Workhorse is a low-volume company which, to date, has made a profit only on making bodies for commercial vehicles like step vans. I wish only success for Workhorse, but they are just not set up for the kind of volume production which Rivian plans.

Yes, GM has experience at making actual production PEVs (Plug-in EVs). What GM has no experience at is producing an EV that is as profitable for them as an average one of their gasmobile models. If GM is serious about converting its entire Cadillac line to PEVs, then it might well benefit from the EV tech that Rivian has developed over years of R&D.

Amazon.com investing in Rivian appears to be a very promising sign.

But GM investing in Rivian looks like a giant step towards a buyout. I hope that doesn’t happen. Legacy auto makers need real competition from several new EV makers, not just Tesla alone.

What exactly is GM getting out of this? Technology? Given that they have produced electric vehicles already , would this mean that they don’t believe in their own tech? Rivian had the same issue most legacy auto companies have – source of cheap automotive grade batteries. I can’t comment on Amazon’s interest but I’m really surprised by GM being interested in Rivian. How does this really help them get faster to an electric truck production in meaningful quantities. It’s really mind boggling that the second company to reach the credits limit, by producing cars that cistomers seem to like and be well engineered is now so all over the place with electric vehicle strategy.
And btw what does that say about Bob Lutz’s favorite truck venture if GM is not even interested 😉

Rivian has a contract with a supplier for battery cells. I do not know the extent of the supply, but they do have a supplier. If I remember correctly, it is not one of the usual players, like LG Chem.

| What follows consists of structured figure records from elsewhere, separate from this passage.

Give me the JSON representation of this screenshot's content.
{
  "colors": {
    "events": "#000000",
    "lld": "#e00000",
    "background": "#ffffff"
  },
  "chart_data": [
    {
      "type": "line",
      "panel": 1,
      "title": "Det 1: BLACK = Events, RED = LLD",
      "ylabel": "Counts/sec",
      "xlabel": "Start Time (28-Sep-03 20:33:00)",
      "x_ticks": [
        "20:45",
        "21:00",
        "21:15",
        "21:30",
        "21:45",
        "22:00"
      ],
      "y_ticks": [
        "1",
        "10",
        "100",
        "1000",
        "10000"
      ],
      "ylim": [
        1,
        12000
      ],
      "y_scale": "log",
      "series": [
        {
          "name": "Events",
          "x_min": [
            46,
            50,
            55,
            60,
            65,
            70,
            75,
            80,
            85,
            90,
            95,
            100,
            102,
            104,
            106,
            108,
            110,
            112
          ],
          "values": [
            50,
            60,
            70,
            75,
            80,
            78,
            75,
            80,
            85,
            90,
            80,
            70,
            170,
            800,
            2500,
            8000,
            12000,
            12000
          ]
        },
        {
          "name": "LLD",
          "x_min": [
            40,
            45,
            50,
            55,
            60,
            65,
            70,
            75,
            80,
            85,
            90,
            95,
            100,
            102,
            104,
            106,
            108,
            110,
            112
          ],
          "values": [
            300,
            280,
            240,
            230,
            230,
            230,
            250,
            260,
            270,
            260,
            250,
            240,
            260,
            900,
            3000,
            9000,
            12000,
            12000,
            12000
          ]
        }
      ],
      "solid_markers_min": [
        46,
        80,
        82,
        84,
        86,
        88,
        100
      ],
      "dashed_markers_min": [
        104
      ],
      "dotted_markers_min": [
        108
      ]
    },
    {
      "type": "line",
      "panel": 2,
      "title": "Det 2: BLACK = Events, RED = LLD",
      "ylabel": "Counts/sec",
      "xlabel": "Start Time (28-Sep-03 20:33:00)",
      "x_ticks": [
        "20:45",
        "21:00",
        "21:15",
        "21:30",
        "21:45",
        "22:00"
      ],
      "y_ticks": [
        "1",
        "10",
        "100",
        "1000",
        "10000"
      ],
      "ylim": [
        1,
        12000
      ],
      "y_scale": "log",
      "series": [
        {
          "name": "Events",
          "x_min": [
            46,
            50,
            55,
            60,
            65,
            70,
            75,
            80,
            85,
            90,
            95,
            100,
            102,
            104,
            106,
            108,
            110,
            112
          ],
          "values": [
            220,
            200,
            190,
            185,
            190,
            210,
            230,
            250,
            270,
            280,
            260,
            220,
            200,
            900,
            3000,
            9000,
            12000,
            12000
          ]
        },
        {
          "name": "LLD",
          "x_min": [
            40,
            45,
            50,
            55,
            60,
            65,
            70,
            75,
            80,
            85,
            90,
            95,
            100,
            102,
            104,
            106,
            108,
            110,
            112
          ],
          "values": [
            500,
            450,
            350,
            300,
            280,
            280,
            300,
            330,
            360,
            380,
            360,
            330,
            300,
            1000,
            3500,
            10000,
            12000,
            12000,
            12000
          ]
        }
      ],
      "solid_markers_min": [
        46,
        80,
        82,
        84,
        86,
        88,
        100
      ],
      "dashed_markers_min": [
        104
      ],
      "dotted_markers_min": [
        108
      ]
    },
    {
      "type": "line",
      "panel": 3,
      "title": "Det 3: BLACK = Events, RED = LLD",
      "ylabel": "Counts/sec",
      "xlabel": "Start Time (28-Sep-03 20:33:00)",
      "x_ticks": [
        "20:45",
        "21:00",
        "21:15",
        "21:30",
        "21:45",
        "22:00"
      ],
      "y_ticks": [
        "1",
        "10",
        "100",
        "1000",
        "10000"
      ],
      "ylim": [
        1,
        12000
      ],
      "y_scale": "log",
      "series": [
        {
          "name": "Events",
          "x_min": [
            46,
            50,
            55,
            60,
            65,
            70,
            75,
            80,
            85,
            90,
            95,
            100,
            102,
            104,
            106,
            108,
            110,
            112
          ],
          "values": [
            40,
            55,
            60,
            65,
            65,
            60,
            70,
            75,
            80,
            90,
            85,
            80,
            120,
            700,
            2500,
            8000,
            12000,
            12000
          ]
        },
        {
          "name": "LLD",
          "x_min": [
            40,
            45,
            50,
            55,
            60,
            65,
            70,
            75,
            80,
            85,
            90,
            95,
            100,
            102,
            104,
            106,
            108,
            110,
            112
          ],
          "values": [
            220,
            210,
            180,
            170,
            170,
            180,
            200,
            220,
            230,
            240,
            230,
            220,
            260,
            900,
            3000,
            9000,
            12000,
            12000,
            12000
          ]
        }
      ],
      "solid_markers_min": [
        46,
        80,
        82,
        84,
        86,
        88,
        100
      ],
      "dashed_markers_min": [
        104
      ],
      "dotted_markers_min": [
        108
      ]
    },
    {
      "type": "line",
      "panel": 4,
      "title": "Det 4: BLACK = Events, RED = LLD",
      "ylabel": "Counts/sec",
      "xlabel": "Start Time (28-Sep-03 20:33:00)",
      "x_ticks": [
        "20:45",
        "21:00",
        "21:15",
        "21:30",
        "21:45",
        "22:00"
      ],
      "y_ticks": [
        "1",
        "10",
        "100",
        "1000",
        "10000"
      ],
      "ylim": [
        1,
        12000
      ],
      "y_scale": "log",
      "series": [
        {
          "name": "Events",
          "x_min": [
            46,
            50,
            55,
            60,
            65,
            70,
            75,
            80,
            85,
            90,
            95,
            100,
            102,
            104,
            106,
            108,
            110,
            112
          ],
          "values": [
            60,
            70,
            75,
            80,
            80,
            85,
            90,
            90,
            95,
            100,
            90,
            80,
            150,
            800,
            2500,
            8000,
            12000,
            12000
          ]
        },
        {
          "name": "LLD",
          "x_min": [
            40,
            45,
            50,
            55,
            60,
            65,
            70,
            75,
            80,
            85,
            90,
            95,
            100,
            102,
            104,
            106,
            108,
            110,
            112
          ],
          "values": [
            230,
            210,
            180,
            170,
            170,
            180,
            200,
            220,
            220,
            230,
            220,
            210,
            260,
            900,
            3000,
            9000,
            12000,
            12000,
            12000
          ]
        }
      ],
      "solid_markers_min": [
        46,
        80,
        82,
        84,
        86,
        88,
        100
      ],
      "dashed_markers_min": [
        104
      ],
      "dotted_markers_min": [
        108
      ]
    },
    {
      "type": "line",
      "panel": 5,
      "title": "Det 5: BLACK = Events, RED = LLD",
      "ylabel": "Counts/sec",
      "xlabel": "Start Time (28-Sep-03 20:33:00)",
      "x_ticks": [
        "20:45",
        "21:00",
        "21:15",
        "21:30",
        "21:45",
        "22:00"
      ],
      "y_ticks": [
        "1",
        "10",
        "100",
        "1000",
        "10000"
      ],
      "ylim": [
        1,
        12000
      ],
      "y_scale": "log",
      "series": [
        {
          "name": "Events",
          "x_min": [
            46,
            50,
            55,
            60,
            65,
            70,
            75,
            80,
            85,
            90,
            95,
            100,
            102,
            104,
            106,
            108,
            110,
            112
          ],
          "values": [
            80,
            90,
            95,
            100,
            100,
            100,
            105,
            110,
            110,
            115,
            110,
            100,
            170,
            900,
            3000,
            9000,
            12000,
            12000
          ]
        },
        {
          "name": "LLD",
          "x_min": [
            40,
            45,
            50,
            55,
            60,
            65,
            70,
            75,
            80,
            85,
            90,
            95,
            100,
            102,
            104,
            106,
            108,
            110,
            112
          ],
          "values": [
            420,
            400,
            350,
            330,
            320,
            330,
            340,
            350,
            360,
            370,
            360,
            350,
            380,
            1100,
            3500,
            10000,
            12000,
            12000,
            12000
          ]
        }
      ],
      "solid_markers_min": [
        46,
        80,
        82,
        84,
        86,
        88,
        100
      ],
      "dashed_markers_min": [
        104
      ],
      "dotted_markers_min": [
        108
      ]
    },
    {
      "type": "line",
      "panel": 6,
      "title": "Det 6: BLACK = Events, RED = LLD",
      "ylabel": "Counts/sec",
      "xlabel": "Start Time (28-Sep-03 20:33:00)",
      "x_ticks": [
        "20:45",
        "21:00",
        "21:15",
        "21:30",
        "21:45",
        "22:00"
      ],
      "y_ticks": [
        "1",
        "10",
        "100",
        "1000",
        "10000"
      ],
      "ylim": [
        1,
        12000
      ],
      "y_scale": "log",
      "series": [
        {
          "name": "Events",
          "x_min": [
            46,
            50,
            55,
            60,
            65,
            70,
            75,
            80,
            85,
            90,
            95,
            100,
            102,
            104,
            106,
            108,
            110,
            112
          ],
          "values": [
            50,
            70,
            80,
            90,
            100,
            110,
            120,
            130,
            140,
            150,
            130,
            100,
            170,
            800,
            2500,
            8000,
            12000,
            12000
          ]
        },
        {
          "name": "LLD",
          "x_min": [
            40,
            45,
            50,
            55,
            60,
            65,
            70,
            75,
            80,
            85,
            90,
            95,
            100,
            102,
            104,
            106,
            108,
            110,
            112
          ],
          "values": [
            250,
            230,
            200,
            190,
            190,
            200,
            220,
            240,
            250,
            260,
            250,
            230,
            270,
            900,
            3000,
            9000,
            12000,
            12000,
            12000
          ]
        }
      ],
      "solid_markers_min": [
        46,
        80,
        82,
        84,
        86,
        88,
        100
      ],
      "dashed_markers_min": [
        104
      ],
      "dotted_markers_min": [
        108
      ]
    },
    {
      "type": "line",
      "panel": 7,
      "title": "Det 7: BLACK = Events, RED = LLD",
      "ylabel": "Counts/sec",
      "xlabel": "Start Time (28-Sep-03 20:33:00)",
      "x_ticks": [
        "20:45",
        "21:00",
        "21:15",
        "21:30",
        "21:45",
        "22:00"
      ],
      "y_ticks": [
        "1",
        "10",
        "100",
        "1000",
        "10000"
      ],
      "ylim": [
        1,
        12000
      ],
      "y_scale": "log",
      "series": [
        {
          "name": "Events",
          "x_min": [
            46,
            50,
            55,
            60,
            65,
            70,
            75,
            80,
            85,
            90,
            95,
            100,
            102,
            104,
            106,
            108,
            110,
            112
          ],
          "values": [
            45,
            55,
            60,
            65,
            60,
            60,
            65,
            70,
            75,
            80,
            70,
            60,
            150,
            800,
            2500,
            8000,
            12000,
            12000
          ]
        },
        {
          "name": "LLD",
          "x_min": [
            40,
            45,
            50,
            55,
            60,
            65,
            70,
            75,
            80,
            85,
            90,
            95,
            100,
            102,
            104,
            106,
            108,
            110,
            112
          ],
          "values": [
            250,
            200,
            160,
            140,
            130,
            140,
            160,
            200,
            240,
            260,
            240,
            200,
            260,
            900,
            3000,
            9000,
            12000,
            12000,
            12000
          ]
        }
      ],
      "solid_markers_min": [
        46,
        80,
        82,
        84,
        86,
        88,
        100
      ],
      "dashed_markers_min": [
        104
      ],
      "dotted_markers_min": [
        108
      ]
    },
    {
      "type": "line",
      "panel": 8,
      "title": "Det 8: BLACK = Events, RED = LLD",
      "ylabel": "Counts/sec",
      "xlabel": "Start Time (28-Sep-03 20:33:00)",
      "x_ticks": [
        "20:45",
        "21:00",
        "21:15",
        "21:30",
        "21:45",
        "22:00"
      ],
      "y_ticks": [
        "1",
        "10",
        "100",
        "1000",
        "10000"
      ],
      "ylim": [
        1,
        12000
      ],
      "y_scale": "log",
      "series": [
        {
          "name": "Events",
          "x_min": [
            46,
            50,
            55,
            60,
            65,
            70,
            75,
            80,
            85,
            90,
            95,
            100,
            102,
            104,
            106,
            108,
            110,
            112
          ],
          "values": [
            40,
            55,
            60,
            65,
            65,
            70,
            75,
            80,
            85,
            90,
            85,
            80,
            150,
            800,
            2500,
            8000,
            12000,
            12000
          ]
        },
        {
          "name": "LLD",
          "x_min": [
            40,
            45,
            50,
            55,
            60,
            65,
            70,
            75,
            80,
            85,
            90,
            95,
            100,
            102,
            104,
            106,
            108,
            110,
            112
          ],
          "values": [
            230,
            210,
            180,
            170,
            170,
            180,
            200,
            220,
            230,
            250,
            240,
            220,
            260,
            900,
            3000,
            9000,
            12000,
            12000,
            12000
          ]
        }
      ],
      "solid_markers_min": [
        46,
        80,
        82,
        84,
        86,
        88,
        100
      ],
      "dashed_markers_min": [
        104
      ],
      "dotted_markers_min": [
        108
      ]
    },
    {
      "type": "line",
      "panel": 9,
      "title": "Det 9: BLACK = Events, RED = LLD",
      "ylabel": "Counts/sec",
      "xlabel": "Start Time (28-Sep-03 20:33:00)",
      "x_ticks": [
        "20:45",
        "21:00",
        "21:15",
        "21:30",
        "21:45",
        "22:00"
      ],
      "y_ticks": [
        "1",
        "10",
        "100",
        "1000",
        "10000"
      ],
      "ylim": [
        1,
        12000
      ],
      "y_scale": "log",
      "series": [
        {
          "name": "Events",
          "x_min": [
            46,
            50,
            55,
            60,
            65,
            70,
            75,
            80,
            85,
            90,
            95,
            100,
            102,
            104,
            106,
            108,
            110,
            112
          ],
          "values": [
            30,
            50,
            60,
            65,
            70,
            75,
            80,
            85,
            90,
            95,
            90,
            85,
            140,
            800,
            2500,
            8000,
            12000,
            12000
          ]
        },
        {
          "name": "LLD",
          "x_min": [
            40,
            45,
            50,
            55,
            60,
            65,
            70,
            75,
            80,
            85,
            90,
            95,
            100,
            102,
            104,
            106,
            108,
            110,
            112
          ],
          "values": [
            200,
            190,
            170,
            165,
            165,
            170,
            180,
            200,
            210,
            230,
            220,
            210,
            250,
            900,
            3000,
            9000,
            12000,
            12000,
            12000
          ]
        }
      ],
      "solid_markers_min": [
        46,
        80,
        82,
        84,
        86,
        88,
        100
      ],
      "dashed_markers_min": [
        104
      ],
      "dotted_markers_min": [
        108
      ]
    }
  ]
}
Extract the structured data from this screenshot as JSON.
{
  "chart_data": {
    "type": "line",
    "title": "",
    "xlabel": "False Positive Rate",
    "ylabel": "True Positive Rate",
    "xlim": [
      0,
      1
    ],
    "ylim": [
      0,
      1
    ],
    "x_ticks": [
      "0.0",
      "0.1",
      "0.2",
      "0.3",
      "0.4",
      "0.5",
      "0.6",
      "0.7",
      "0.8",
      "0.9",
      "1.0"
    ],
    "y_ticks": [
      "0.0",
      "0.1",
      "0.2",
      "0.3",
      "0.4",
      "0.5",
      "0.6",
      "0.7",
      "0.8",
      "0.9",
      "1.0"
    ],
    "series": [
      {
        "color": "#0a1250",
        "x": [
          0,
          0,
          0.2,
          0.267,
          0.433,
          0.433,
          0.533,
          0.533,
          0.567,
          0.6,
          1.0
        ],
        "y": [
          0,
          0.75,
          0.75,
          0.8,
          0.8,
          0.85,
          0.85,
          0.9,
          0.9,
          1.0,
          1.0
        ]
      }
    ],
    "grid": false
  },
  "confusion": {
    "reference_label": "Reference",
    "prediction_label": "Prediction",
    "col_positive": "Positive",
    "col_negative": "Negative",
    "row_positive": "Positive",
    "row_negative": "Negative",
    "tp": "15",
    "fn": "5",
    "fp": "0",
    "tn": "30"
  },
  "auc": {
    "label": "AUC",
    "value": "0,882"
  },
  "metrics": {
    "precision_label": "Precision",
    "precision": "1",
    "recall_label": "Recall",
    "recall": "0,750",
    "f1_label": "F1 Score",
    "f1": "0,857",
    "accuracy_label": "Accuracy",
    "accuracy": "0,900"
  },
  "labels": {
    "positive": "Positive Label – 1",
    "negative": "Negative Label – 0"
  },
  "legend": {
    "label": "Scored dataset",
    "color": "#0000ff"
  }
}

Considering Rivian claimed their main aim was not to build vehicles, but to sell platforms to other manufacturers this would make sense in many ways.

It would be very interesting if GM were the first company to invest in the platform so they could introduce it to their existing product lines (rather than sell the R1T or the R1S). A Silverado and Sierra, or Colorado running on this platform would invariably be cheaper and have more exposure than Rivians trucks could make in the next few years (due to the existing brand image, distribution network and economies of scale GM can bring to the table).

If that’s the case there’s no reason that GM and Amazon don’t have to be completely separate contracts, both interested in licencing the platform.